Bruce Wilkerson

No. 68, 64
- Positions: Tackle, guard

Personal information
- Born: July 28, 1964 (age 62) Loudon, Tennessee, U.S.
- Listed height: 6 ft 5 in (1.96 m)
- Listed weight: 310 lb (141 kg)

Career information
- High school: Loudon
- College: Tennessee
- NFL draft: 1987: 2nd round, 52nd overall pick

Career history
- Los Angeles Raiders (1987–1994); Jacksonville Jaguars (1995); Green Bay Packers (1996–1997);

Awards and highlights
- Super Bowl champion (XXXI); First-team All-SEC (1985); Second-team All-SEC (1986);

Career NFL statistics
- Games played: 147
- Games started: 94
- Fumble recoveries: 5
- Stats at Pro Football Reference

= Bruce Wilkerson =

American football player (born 1964)

Bruce Alan Wilkerson (born July 28, 1964) is an American former professional football player who was an offensive tackle for three National Football League (NFL) teams from 1987 to 1997. He started in Super Bowl XXXI for the Green Bay Packers. Wilkerson played college football for the Tennessee Volunteers, twice earning All-SEC honors.

Wilkerson attended Loudon High School in Loudon, Tennessee, where he played both offensive tackle and defensive tackle, and was named to the all-state team his senior year. He signed with Tennessee in 1982, though he was a redshirt his first year.

Working with Tennessee offensive line coach (and future head coach) Phillip Fulmer, Wilkerson secured a spot in the second string during the 1983 season, backing up veteran tackle Curt Singer. By his sophomore season in 1984, he was a starter, anchoring a line that helped running back Johnnie Jones set career rushing records. Wilkerson was an integral member of the 1985 "Sugar Vols" squad, and was named All-SEC and 2nd-team All-American at the end of the season. In the 1986 Sugar Bowl, Wilkerson's block on Miami nose guard Jerome Brown helped spring Jeff Powell's 60-yard touchdown run.

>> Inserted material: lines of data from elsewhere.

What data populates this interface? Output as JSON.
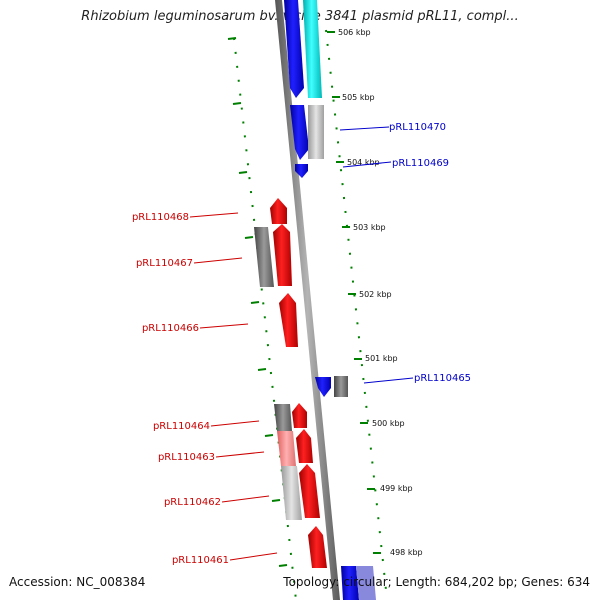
{
  "title": "Rhizobium leguminosarum bv. viciae 3841 plasmid pRL11, compl...",
  "footer": {
    "accession": "Accession: NC_008384",
    "summary": "Topology: circular; Length: 684,202 bp; Genes: 634"
  },
  "scale_labels": [
    "506 kbp",
    "505 kbp",
    "504 kbp",
    "503 kbp",
    "502 kbp",
    "501 kbp",
    "500 kbp",
    "499 kbp",
    "498 kbp"
  ],
  "gene_labels": {
    "pRL110470": "pRL110470",
    "pRL110469": "pRL110469",
    "pRL110468": "pRL110468",
    "pRL110467": "pRL110467",
    "pRL110466": "pRL110466",
    "pRL110465": "pRL110465",
    "pRL110464": "pRL110464",
    "pRL110463": "pRL110463",
    "pRL110462": "pRL110462",
    "pRL110461": "pRL110461"
  },
  "colors": {
    "forward_cds": "#ff0000",
    "reverse_cds": "#0000ff",
    "rna_feature": "#00ffff",
    "gray_feature": "#808080",
    "backbone": "#808080",
    "tick": "#008000",
    "left_label": "#cc0000",
    "right_label": "#0000cc"
  }
}
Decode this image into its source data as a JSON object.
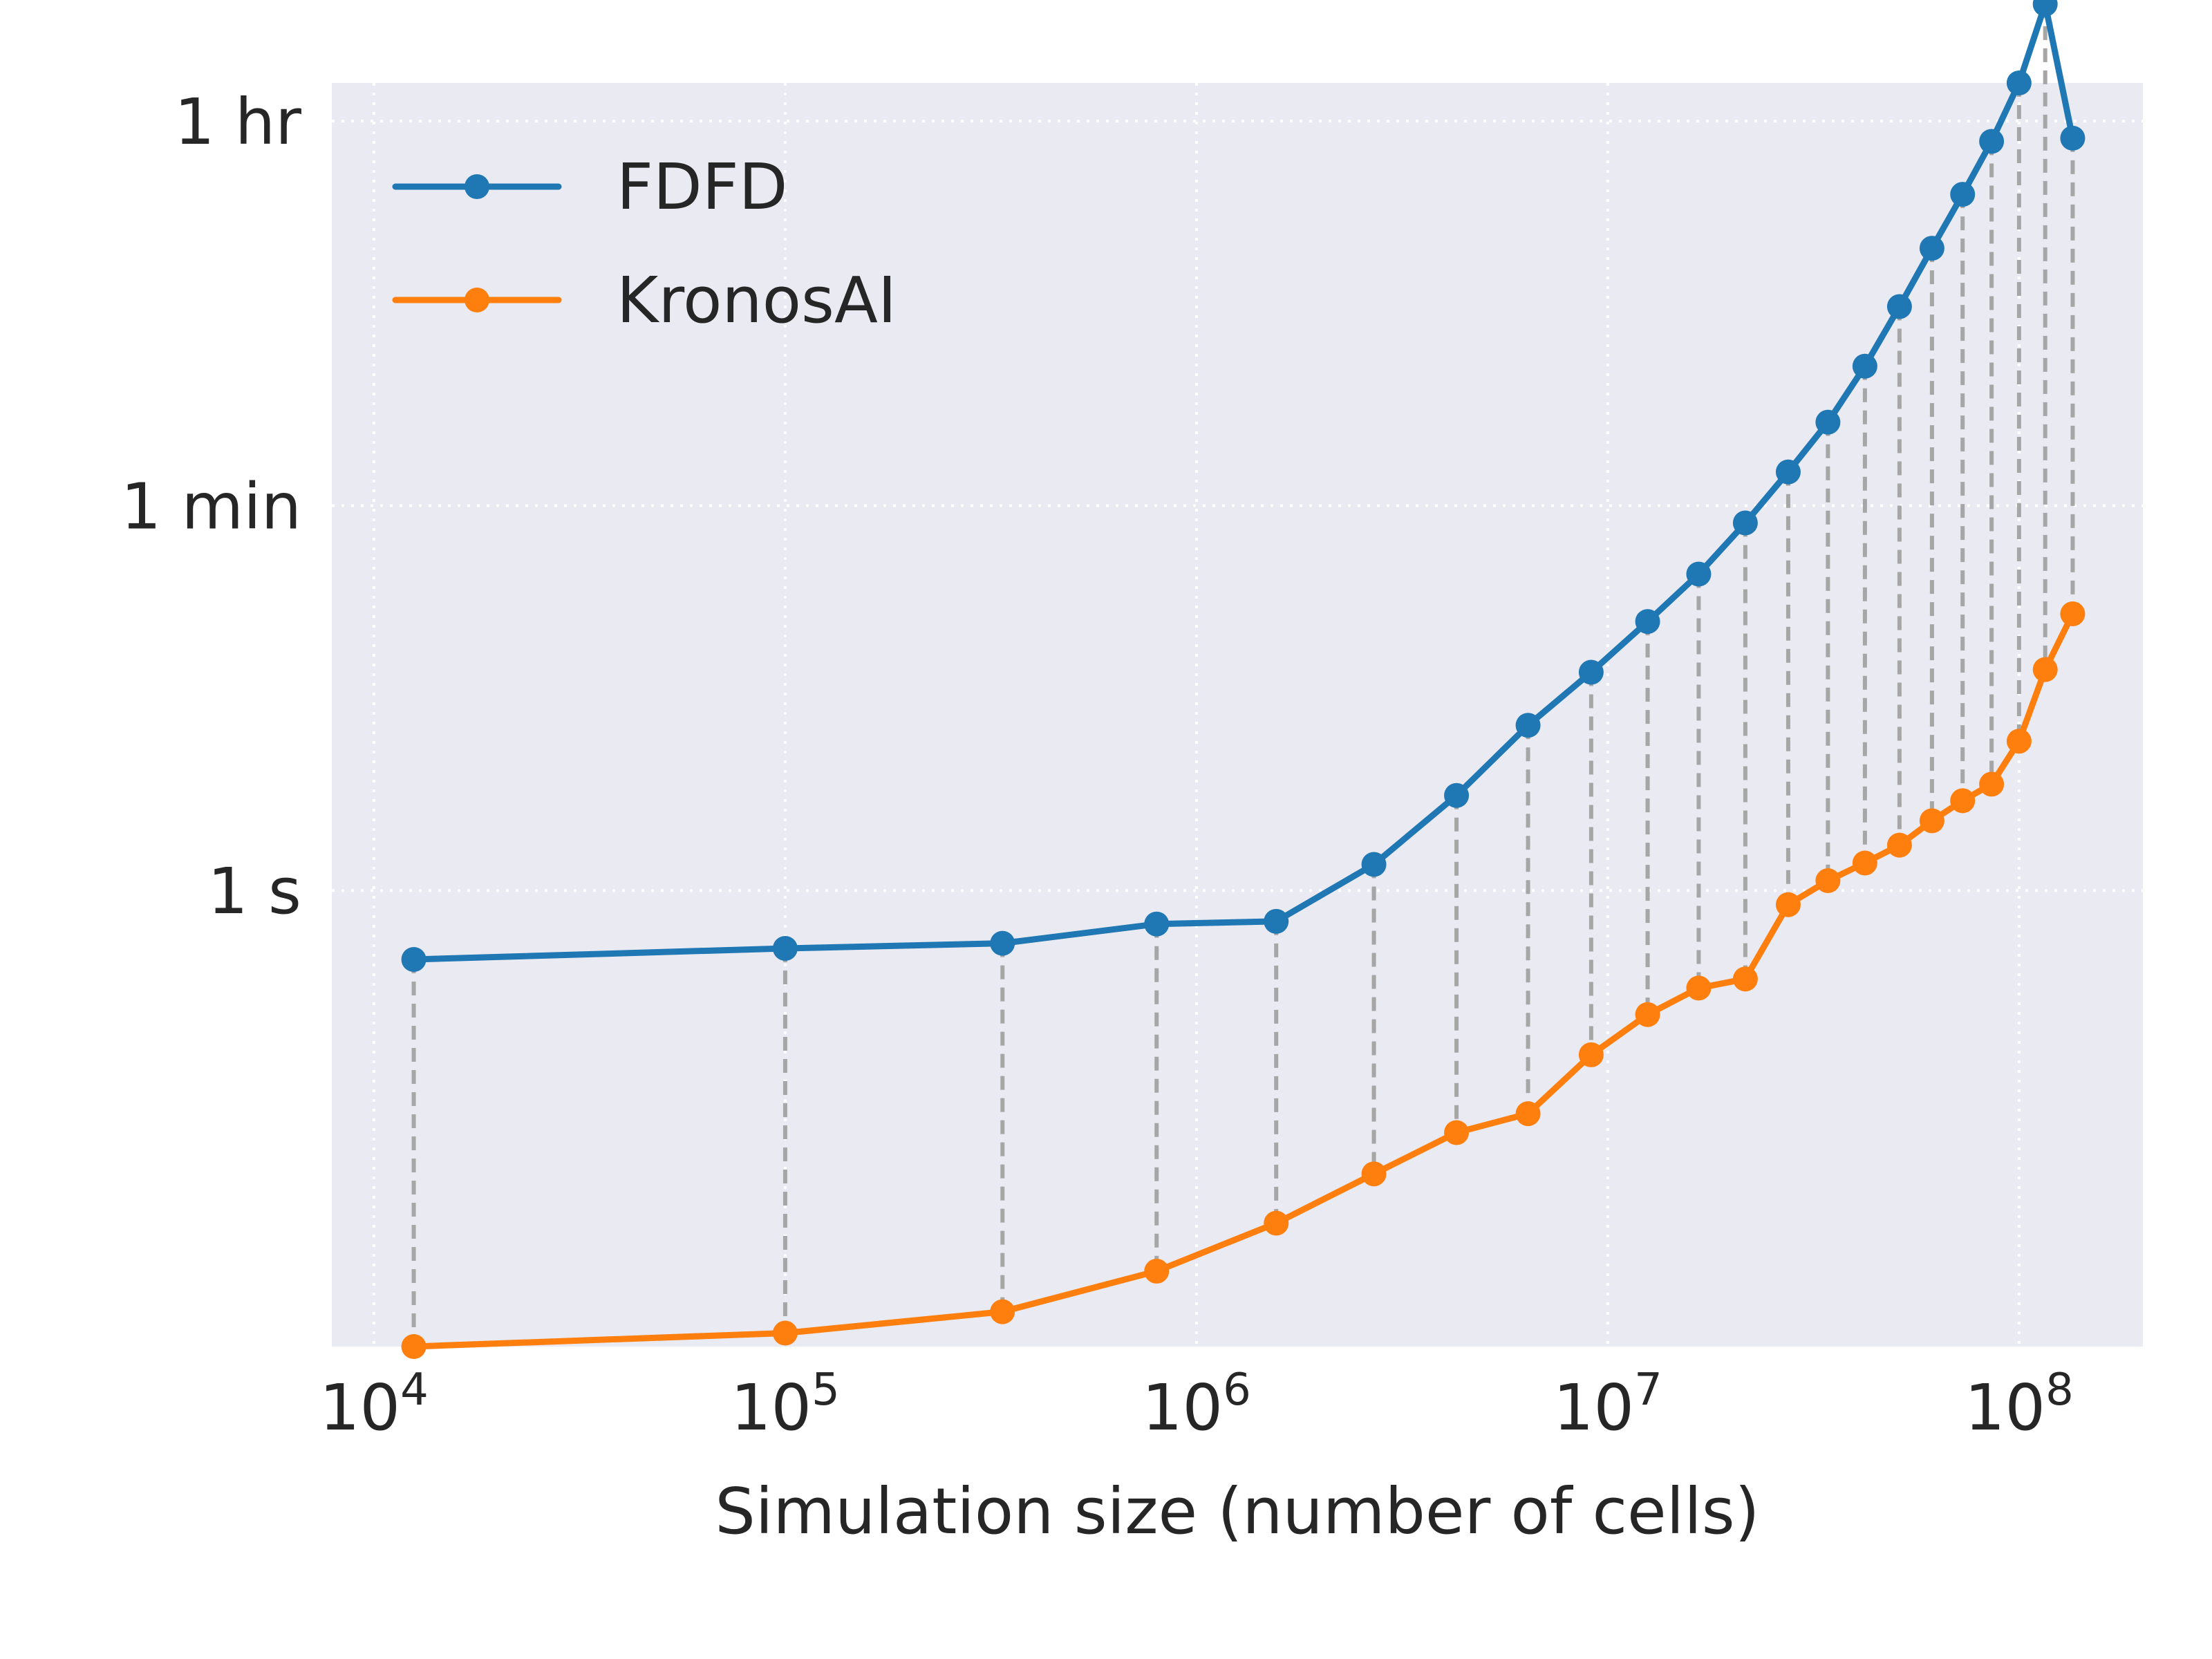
{
  "chart_data": {
    "type": "line",
    "title": "",
    "xlabel": "Simulation size (number of cells)",
    "ylabel": "",
    "x_scale": "log",
    "y_scale": "log",
    "xlim": [
      7900,
      200000000
    ],
    "ylim": [
      0.0078,
      5400
    ],
    "grid": true,
    "legend_position": "top-left",
    "x_ticks": [
      {
        "value": 10000,
        "base": "10",
        "exp": "4"
      },
      {
        "value": 100000,
        "base": "10",
        "exp": "5"
      },
      {
        "value": 1000000,
        "base": "10",
        "exp": "6"
      },
      {
        "value": 10000000,
        "base": "10",
        "exp": "7"
      },
      {
        "value": 100000000,
        "base": "10",
        "exp": "8"
      }
    ],
    "y_ticks": [
      {
        "value": 1,
        "label": "1 s"
      },
      {
        "value": 60,
        "label": "1 min"
      },
      {
        "value": 3600,
        "label": "1 hr"
      }
    ],
    "x": [
      12500,
      100000,
      337500,
      800000,
      1562500,
      2700000,
      4287500,
      6400000,
      9112500,
      12500000,
      16637500,
      21600000,
      27462500,
      34300000,
      42187500,
      51200000,
      61412500,
      72900000,
      85737500,
      100000000,
      115762500,
      135000000
    ],
    "series": [
      {
        "name": "FDFD",
        "color": "#1f77b4",
        "values": [
          0.48,
          0.54,
          0.57,
          0.7,
          0.72,
          1.32,
          2.75,
          5.8,
          10.2,
          17.5,
          29,
          50,
          86,
          146,
          265,
          500,
          930,
          1650,
          2900,
          5400,
          12500,
          3000
        ]
      },
      {
        "name": "KronosAI",
        "color": "#ff7f0e",
        "values": [
          0.0078,
          0.009,
          0.0113,
          0.0174,
          0.029,
          0.049,
          0.076,
          0.093,
          0.174,
          0.267,
          0.354,
          0.39,
          0.86,
          1.11,
          1.34,
          1.62,
          2.1,
          2.6,
          3.1,
          4.9,
          10.5,
          19
        ]
      }
    ]
  }
}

After an All-SEC senior year in 1986, Wilkerson was selected by the Los Angeles Raiders in the second round of the 1987 NFL draft. He spent his first eight seasons with the Raiders, and was a starter throughout the early 1990s. He was on the inaugural roster of the Jacksonville Jaguars in 1995, and closed out his career with Green Bay.